The madrasa was built on two stories on the western side of the Haram al-Sharif, facing towards the Dome of the Rock. The facade of the building is 25 meters wide and projects in front of the long arcade which runs along the western boundary of the Haram al-Sharif, which would have made the madrasa very prominent, a feature likely owed to its royal patronage.

The madrasa was centered around a large rectangular courtyard similar to those built by Qaytbay earlier at his own funerary mosque-madrasa in Cairo and in other late Mamluk madrasas of the period.

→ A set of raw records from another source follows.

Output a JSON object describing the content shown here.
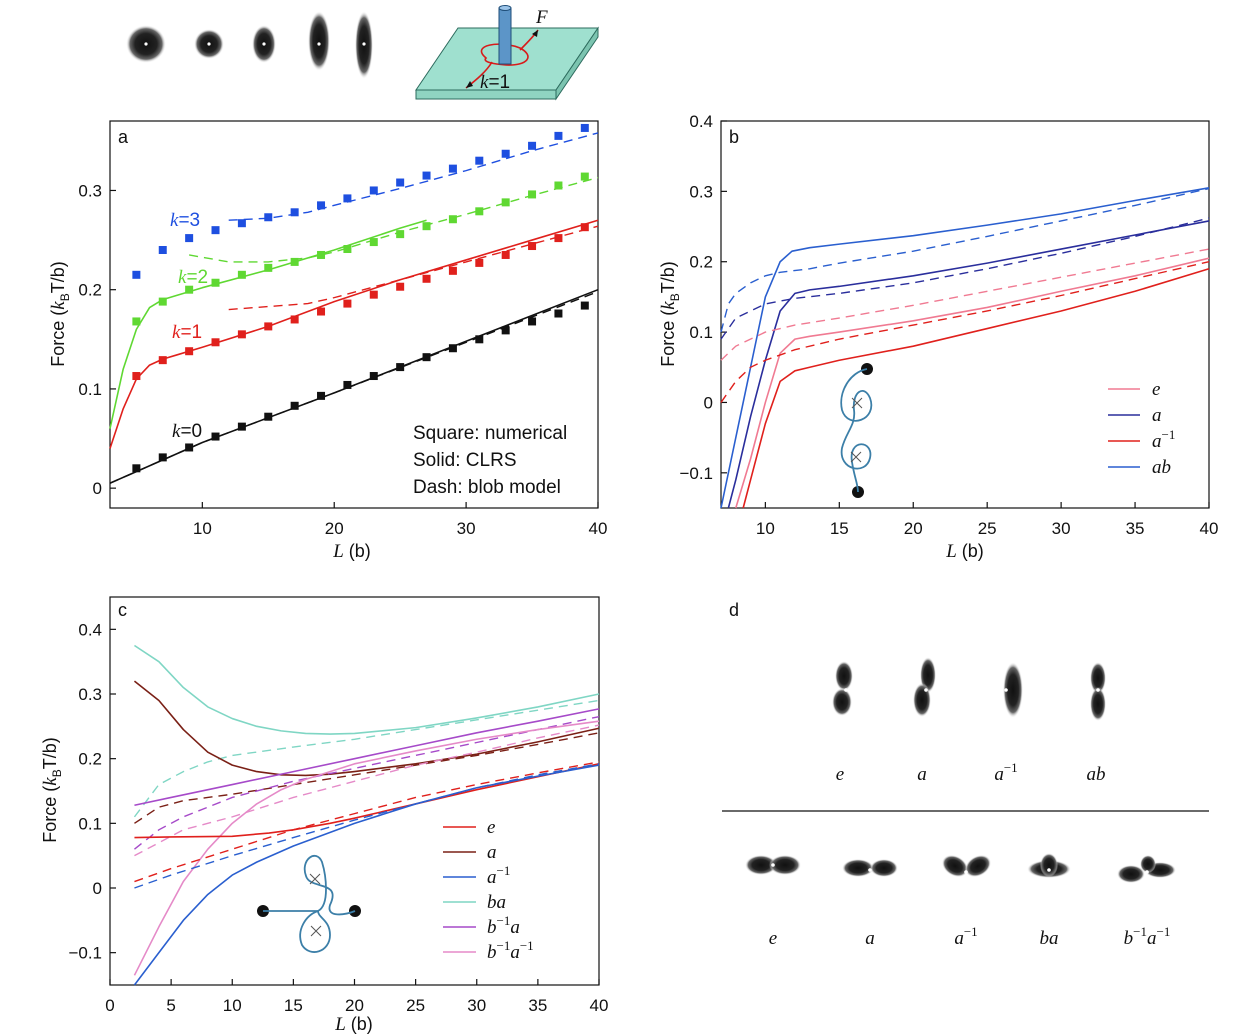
{
  "chart_data": [
    {
      "id": "a",
      "type": "line",
      "panel_label": "a",
      "xlabel_var": "L",
      "xlabel_unit": "(b)",
      "ylabel_prefix": "Force (",
      "ylabel_k": "k",
      "ylabel_sub": "B",
      "ylabel_suffix": "T/b)",
      "xlim": [
        3,
        40
      ],
      "ylim": [
        -0.02,
        0.37
      ],
      "xticks": [
        10,
        20,
        30,
        40
      ],
      "yticks": [
        0,
        0.1,
        0.2,
        0.3
      ],
      "annotations": [
        "Square: numerical",
        "Solid: CLRS",
        "Dash: blob model"
      ],
      "series": [
        {
          "name": "k=0",
          "k_var": "k",
          "k_val": "=0",
          "color": "#111111",
          "points_x": [
            5,
            7,
            9,
            11,
            13,
            15,
            17,
            19,
            21,
            23,
            25,
            27,
            29,
            31,
            33,
            35,
            37,
            39
          ],
          "points_y": [
            0.02,
            0.031,
            0.041,
            0.052,
            0.062,
            0.072,
            0.083,
            0.093,
            0.104,
            0.113,
            0.122,
            0.132,
            0.141,
            0.15,
            0.159,
            0.168,
            0.176,
            0.184
          ],
          "solid_x": [
            3,
            10,
            20,
            30,
            40
          ],
          "solid_y": [
            0.005,
            0.046,
            0.096,
            0.148,
            0.2
          ],
          "dash_x": [
            3,
            10,
            20,
            30,
            40
          ],
          "dash_y": [
            0.005,
            0.046,
            0.096,
            0.147,
            0.198
          ]
        },
        {
          "name": "k=1",
          "k_var": "k",
          "k_val": "=1",
          "color": "#e0201c",
          "points_x": [
            5,
            7,
            9,
            11,
            13,
            15,
            17,
            19,
            21,
            23,
            25,
            27,
            29,
            31,
            33,
            35,
            37,
            39
          ],
          "points_y": [
            0.113,
            0.129,
            0.138,
            0.147,
            0.155,
            0.163,
            0.17,
            0.178,
            0.186,
            0.195,
            0.203,
            0.211,
            0.219,
            0.227,
            0.235,
            0.244,
            0.252,
            0.263
          ],
          "solid_x": [
            3,
            4,
            5,
            6,
            7,
            8,
            10,
            15,
            20,
            25,
            30,
            35,
            40
          ],
          "solid_y": [
            0.04,
            0.08,
            0.11,
            0.124,
            0.13,
            0.134,
            0.142,
            0.163,
            0.188,
            0.21,
            0.23,
            0.25,
            0.27
          ],
          "dash_x": [
            12,
            15,
            18,
            20,
            25,
            30,
            35,
            40
          ],
          "dash_y": [
            0.18,
            0.183,
            0.186,
            0.192,
            0.21,
            0.228,
            0.246,
            0.264
          ]
        },
        {
          "name": "k=2",
          "k_var": "k",
          "k_val": "=2",
          "color": "#5fd832",
          "points_x": [
            5,
            7,
            9,
            11,
            13,
            15,
            17,
            19,
            21,
            23,
            25,
            27,
            29,
            31,
            33,
            35,
            37,
            39
          ],
          "points_y": [
            0.168,
            0.188,
            0.2,
            0.207,
            0.215,
            0.222,
            0.228,
            0.235,
            0.241,
            0.248,
            0.256,
            0.264,
            0.271,
            0.279,
            0.288,
            0.296,
            0.305,
            0.314
          ],
          "solid_x": [
            3,
            4,
            5,
            6,
            7,
            8,
            10,
            15,
            20,
            25,
            27
          ],
          "solid_y": [
            0.06,
            0.12,
            0.16,
            0.182,
            0.19,
            0.194,
            0.202,
            0.22,
            0.24,
            0.262,
            0.27
          ],
          "dash_x": [
            9,
            12,
            15,
            18,
            20,
            25,
            30,
            35,
            40
          ],
          "dash_y": [
            0.235,
            0.228,
            0.228,
            0.232,
            0.238,
            0.258,
            0.276,
            0.295,
            0.313
          ]
        },
        {
          "name": "k=3",
          "k_var": "k",
          "k_val": "=3",
          "color": "#1e4fe0",
          "points_x": [
            5,
            7,
            9,
            11,
            13,
            15,
            17,
            19,
            21,
            23,
            25,
            27,
            29,
            31,
            33,
            35,
            37,
            39
          ],
          "points_y": [
            0.215,
            0.24,
            0.252,
            0.26,
            0.267,
            0.273,
            0.278,
            0.285,
            0.292,
            0.3,
            0.308,
            0.315,
            0.322,
            0.33,
            0.337,
            0.345,
            0.355,
            0.363
          ],
          "solid_x": [],
          "solid_y": [],
          "dash_x": [
            12,
            15,
            18,
            20,
            25,
            30,
            35,
            40
          ],
          "dash_y": [
            0.27,
            0.272,
            0.278,
            0.285,
            0.302,
            0.32,
            0.34,
            0.358
          ]
        }
      ]
    },
    {
      "id": "b",
      "type": "line",
      "panel_label": "b",
      "xlabel_var": "L",
      "xlabel_unit": "(b)",
      "ylabel_prefix": "Force (",
      "ylabel_k": "k",
      "ylabel_sub": "B",
      "ylabel_suffix": "T/b)",
      "xlim": [
        7,
        40
      ],
      "ylim": [
        -0.15,
        0.4
      ],
      "xticks": [
        10,
        15,
        20,
        25,
        30,
        35,
        40
      ],
      "yticks": [
        -0.1,
        0,
        0.1,
        0.2,
        0.3,
        0.4
      ],
      "legend": [
        {
          "var": "e",
          "sup": "",
          "color": "#f07a92"
        },
        {
          "var": "a",
          "sup": "",
          "color": "#2a2e9c"
        },
        {
          "var": "a",
          "sup": "−1",
          "color": "#e0201c"
        },
        {
          "var": "ab",
          "sup": "",
          "color": "#2a5fcf"
        }
      ],
      "series": [
        {
          "name": "ab",
          "color": "#2a5fcf",
          "solid_x": [
            7,
            8,
            9,
            10,
            11,
            11.8,
            13,
            15,
            20,
            25,
            30,
            35,
            40
          ],
          "solid_y": [
            -0.15,
            -0.05,
            0.05,
            0.15,
            0.2,
            0.215,
            0.22,
            0.225,
            0.237,
            0.252,
            0.268,
            0.287,
            0.305
          ],
          "dash_x": [
            7,
            7.5,
            8,
            9,
            10,
            11,
            13,
            15,
            20,
            25,
            30,
            35,
            40
          ],
          "dash_y": [
            0.1,
            0.14,
            0.155,
            0.17,
            0.18,
            0.185,
            0.19,
            0.198,
            0.215,
            0.236,
            0.258,
            0.28,
            0.304
          ]
        },
        {
          "name": "a",
          "color": "#2a2e9c",
          "solid_x": [
            7.5,
            8,
            9,
            10,
            11,
            12,
            13,
            15,
            20,
            25,
            30,
            35,
            40
          ],
          "solid_y": [
            -0.15,
            -0.11,
            -0.02,
            0.06,
            0.13,
            0.155,
            0.16,
            0.165,
            0.18,
            0.198,
            0.218,
            0.238,
            0.258
          ],
          "dash_x": [
            7,
            8,
            10,
            12,
            15,
            20,
            25,
            30,
            35,
            40
          ],
          "dash_y": [
            0.09,
            0.12,
            0.14,
            0.148,
            0.155,
            0.17,
            0.19,
            0.212,
            0.236,
            0.262
          ]
        },
        {
          "name": "e",
          "color": "#f07a92",
          "solid_x": [
            8,
            9,
            10,
            11,
            12,
            13,
            15,
            20,
            25,
            30,
            35,
            40
          ],
          "solid_y": [
            -0.15,
            -0.08,
            0.0,
            0.07,
            0.09,
            0.094,
            0.1,
            0.116,
            0.135,
            0.158,
            0.18,
            0.205
          ],
          "dash_x": [
            7,
            8,
            10,
            12,
            15,
            20,
            25,
            30,
            35,
            40
          ],
          "dash_y": [
            0.06,
            0.08,
            0.1,
            0.11,
            0.12,
            0.138,
            0.158,
            0.178,
            0.198,
            0.218
          ]
        },
        {
          "name": "a^-1",
          "color": "#e0201c",
          "solid_x": [
            8.5,
            9,
            10,
            11,
            12,
            13,
            15,
            20,
            25,
            30,
            35,
            40
          ],
          "solid_y": [
            -0.15,
            -0.11,
            -0.03,
            0.03,
            0.045,
            0.05,
            0.06,
            0.08,
            0.105,
            0.13,
            0.158,
            0.19
          ],
          "dash_x": [
            7,
            8,
            9,
            10,
            12,
            15,
            20,
            25,
            30,
            35,
            40
          ],
          "dash_y": [
            0.0,
            0.03,
            0.05,
            0.06,
            0.075,
            0.09,
            0.11,
            0.13,
            0.152,
            0.176,
            0.2
          ]
        }
      ]
    },
    {
      "id": "c",
      "type": "line",
      "panel_label": "c",
      "xlabel_var": "L",
      "xlabel_unit": "(b)",
      "ylabel_prefix": "Force (",
      "ylabel_k": "k",
      "ylabel_sub": "B",
      "ylabel_suffix": "T/b)",
      "xlim": [
        0,
        40
      ],
      "ylim": [
        -0.15,
        0.45
      ],
      "xticks": [
        0,
        5,
        10,
        15,
        20,
        25,
        30,
        35,
        40
      ],
      "yticks": [
        -0.1,
        0,
        0.1,
        0.2,
        0.3,
        0.4
      ],
      "legend": [
        {
          "var": "e",
          "pre": "",
          "presup": "",
          "sup": "",
          "color": "#e0201c"
        },
        {
          "var": "a",
          "pre": "",
          "presup": "",
          "sup": "",
          "color": "#7a2016"
        },
        {
          "var": "a",
          "pre": "",
          "presup": "",
          "sup": "−1",
          "color": "#2a5fcf"
        },
        {
          "var": "ba",
          "pre": "",
          "presup": "",
          "sup": "",
          "color": "#7fd6c4"
        },
        {
          "var": "a",
          "pre": "b",
          "presup": "−1",
          "sup": "",
          "color": "#a64ac9"
        },
        {
          "var": "a",
          "pre": "b",
          "presup": "−1",
          "sup": "−1",
          "color": "#e58ac8"
        }
      ],
      "series": [
        {
          "name": "ba",
          "color": "#7fd6c4",
          "solid_x": [
            2,
            4,
            6,
            8,
            10,
            12,
            14,
            16,
            18,
            20,
            25,
            30,
            35,
            40
          ],
          "solid_y": [
            0.375,
            0.35,
            0.31,
            0.28,
            0.262,
            0.25,
            0.243,
            0.239,
            0.238,
            0.239,
            0.248,
            0.263,
            0.28,
            0.3
          ],
          "dash_x": [
            2,
            4,
            6,
            8,
            10,
            15,
            20,
            25,
            30,
            35,
            40
          ],
          "dash_y": [
            0.11,
            0.16,
            0.18,
            0.195,
            0.205,
            0.218,
            0.23,
            0.245,
            0.26,
            0.275,
            0.29
          ]
        },
        {
          "name": "a",
          "color": "#7a2016",
          "solid_x": [
            2,
            4,
            6,
            8,
            10,
            12,
            14,
            16,
            18,
            20,
            25,
            30,
            35,
            40
          ],
          "solid_y": [
            0.32,
            0.29,
            0.245,
            0.21,
            0.19,
            0.18,
            0.175,
            0.174,
            0.176,
            0.18,
            0.192,
            0.207,
            0.226,
            0.247
          ],
          "dash_x": [
            2,
            4,
            6,
            8,
            10,
            15,
            20,
            25,
            30,
            35,
            40
          ],
          "dash_y": [
            0.1,
            0.125,
            0.135,
            0.14,
            0.145,
            0.16,
            0.175,
            0.19,
            0.205,
            0.222,
            0.24
          ]
        },
        {
          "name": "b^-1 a",
          "color": "#a64ac9",
          "solid_x": [
            2,
            5,
            10,
            15,
            20,
            25,
            30,
            35,
            40
          ],
          "solid_y": [
            0.128,
            0.14,
            0.16,
            0.18,
            0.2,
            0.22,
            0.24,
            0.258,
            0.277
          ],
          "dash_x": [
            2,
            4,
            6,
            8,
            10,
            15,
            20,
            25,
            30,
            35,
            40
          ],
          "dash_y": [
            0.06,
            0.09,
            0.11,
            0.125,
            0.14,
            0.165,
            0.185,
            0.205,
            0.225,
            0.245,
            0.265
          ]
        },
        {
          "name": "b^-1 a^-1",
          "color": "#e58ac8",
          "solid_x": [
            2,
            4,
            6,
            8,
            10,
            12,
            14,
            16,
            18,
            20,
            25,
            30,
            35,
            40
          ],
          "solid_y": [
            -0.135,
            -0.06,
            0.01,
            0.06,
            0.1,
            0.13,
            0.152,
            0.168,
            0.18,
            0.192,
            0.212,
            0.23,
            0.245,
            0.258
          ],
          "dash_x": [
            2,
            4,
            6,
            8,
            10,
            15,
            20,
            25,
            30,
            35,
            40
          ],
          "dash_y": [
            0.05,
            0.07,
            0.09,
            0.1,
            0.11,
            0.14,
            0.165,
            0.19,
            0.21,
            0.232,
            0.252
          ]
        },
        {
          "name": "e",
          "color": "#e0201c",
          "solid_x": [
            2,
            5,
            10,
            13,
            15,
            18,
            20,
            25,
            30,
            35,
            40
          ],
          "solid_y": [
            0.078,
            0.079,
            0.08,
            0.085,
            0.09,
            0.1,
            0.108,
            0.13,
            0.152,
            0.172,
            0.192
          ],
          "dash_x": [
            2,
            5,
            10,
            15,
            20,
            25,
            30,
            35,
            40
          ],
          "dash_y": [
            0.01,
            0.03,
            0.06,
            0.09,
            0.115,
            0.14,
            0.16,
            0.178,
            0.195
          ]
        },
        {
          "name": "a^-1",
          "color": "#2a5fcf",
          "solid_x": [
            2,
            4,
            6,
            8,
            10,
            12,
            15,
            20,
            25,
            30,
            35,
            40
          ],
          "solid_y": [
            -0.15,
            -0.1,
            -0.05,
            -0.01,
            0.02,
            0.04,
            0.065,
            0.1,
            0.13,
            0.155,
            0.173,
            0.19
          ],
          "dash_x": [
            2,
            5,
            10,
            15,
            20,
            25,
            30,
            35,
            40
          ],
          "dash_y": [
            0.0,
            0.02,
            0.05,
            0.078,
            0.105,
            0.13,
            0.155,
            0.175,
            0.192
          ]
        }
      ]
    }
  ],
  "top_diagram": {
    "force_label": "F",
    "k_var": "k",
    "k_val": "=1"
  },
  "panel_d": {
    "label": "d",
    "row1": [
      {
        "var": "e",
        "sup": ""
      },
      {
        "var": "a",
        "sup": ""
      },
      {
        "var": "a",
        "sup": "−1"
      },
      {
        "var": "ab",
        "sup": ""
      }
    ],
    "row2": [
      {
        "var": "e",
        "pre": "",
        "presup": "",
        "sup": ""
      },
      {
        "var": "a",
        "pre": "",
        "presup": "",
        "sup": ""
      },
      {
        "var": "a",
        "pre": "",
        "presup": "",
        "sup": "−1"
      },
      {
        "var": "ba",
        "pre": "",
        "presup": "",
        "sup": ""
      },
      {
        "var": "a",
        "pre": "b",
        "presup": "−1",
        "sup": "−1"
      }
    ]
  }
}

However, the eastern side of the courtyard was taken up by a triple-arched loggia which, thanks to its elevated position, provided an unimpeded view of the Dome of the Rock. Living quarters for students were arranged around another upper courtyard or terrace built over the adjacent Baladiyya Madrasa.

According to Mujīr al-Dīn al-'Ulaymī, who was a historian at that time, the madrasa was the third jewel of Masjid Bayt al-Maqdis (the Haram al-Sharif), after al-Aqsa Mosque and the Dome of the Rock.

== Environs ==

It is located in the western esplanade of the al-Aqsa Compound, with many other notable structures around:
- To its south are the Chain Gate, the Chain Gate Minaret, and at-Tankiziyya Madrasa.
- To its north are the al-Uthmaniyya Madrasa and Ablution Gate.
- To its northeast is the Fountain of Qayt Bay.
- To its west is the Baladiyya Madrasa.
- To its east are the an-Nāranj Pool and Fountain of Qasim Pasha.
- To its southeast is the Dome of Moses.